The square of the Frobenius norm of an $n\times d$ matrix $X$ is equal to Tr($X^TX$).
$$||X||_F^2 = \mathrm{Tr}(X^TX).$$
Then in the case of matrix involving addition or subtraction would be, for example,
$$||X-Y||_2^{2} = \mathrm{Tr}((X-Y)^T(X-Y)).$$
How do we solve in this case? Can we just do as follows?

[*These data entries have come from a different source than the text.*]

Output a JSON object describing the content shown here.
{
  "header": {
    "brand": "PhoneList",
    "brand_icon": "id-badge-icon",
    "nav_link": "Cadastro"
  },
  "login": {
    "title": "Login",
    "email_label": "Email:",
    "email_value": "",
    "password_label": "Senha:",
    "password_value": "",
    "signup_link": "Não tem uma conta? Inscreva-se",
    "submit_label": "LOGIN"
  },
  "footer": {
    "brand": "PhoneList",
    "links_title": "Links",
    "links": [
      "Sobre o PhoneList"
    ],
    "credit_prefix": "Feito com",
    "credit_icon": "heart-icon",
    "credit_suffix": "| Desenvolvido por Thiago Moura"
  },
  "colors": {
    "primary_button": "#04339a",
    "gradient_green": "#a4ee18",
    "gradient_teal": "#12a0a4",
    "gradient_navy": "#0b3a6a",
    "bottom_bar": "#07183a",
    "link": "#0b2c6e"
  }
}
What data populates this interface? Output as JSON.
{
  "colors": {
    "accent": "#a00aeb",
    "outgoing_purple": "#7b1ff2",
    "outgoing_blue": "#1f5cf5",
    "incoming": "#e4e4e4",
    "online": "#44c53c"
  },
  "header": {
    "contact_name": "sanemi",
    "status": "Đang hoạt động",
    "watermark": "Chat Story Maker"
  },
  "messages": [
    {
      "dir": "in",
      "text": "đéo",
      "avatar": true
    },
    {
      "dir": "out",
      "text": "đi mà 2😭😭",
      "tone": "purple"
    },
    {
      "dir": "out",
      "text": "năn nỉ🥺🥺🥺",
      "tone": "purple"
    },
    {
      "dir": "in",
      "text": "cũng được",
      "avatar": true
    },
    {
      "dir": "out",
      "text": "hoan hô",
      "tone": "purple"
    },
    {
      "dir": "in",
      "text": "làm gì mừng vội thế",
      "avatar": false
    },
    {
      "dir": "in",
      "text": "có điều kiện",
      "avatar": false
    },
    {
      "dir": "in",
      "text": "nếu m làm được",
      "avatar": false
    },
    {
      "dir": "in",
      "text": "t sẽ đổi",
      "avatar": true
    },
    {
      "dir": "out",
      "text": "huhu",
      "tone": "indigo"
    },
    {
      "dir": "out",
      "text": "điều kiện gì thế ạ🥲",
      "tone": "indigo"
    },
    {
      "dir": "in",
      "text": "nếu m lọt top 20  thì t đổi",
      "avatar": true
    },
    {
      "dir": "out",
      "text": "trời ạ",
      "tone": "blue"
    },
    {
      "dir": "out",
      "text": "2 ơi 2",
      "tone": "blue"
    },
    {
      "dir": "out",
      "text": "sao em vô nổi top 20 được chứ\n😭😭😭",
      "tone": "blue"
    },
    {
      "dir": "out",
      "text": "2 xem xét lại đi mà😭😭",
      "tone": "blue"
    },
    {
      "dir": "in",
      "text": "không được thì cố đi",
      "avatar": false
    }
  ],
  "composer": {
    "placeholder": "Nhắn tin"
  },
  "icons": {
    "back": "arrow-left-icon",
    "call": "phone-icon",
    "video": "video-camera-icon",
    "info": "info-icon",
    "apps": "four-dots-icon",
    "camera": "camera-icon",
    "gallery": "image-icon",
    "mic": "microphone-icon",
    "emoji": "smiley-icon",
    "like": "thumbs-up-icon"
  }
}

\begin{align} ||X-Y||_2^{2} &= \mathrm{Tr}((X-Y)^T(X-Y)) \\ &= \mathrm{Tr}((Y^T-X^T)(X-Y))\\ &=\mathrm{Tr}(Y^TX-Y^TY-X^TX+X^TY). \end{align}
I'm not sure if this is mathematically correct.
The trace is linear, hence we have
\begin{align} \operatorname{Tr}\big ((X - Y)^\intercal (X - Y)\big) &= \operatorname{Tr}\big ((X^\intercal - Y^\intercal)(X - Y)\big ) \\ &= \operatorname{Tr} (X^\intercal X - X^\intercal Y - Y^\intercal X + Y^\intercal Y )\\ &=\operatorname{Tr}(X^\intercal X) - \operatorname{Tr}(X^\intercal Y)- \operatorname{Tr}(Y^\intercal X) + \operatorname{Tr}(Y^\intercal Y). \end{align}
In general, you can't simplify this result any further.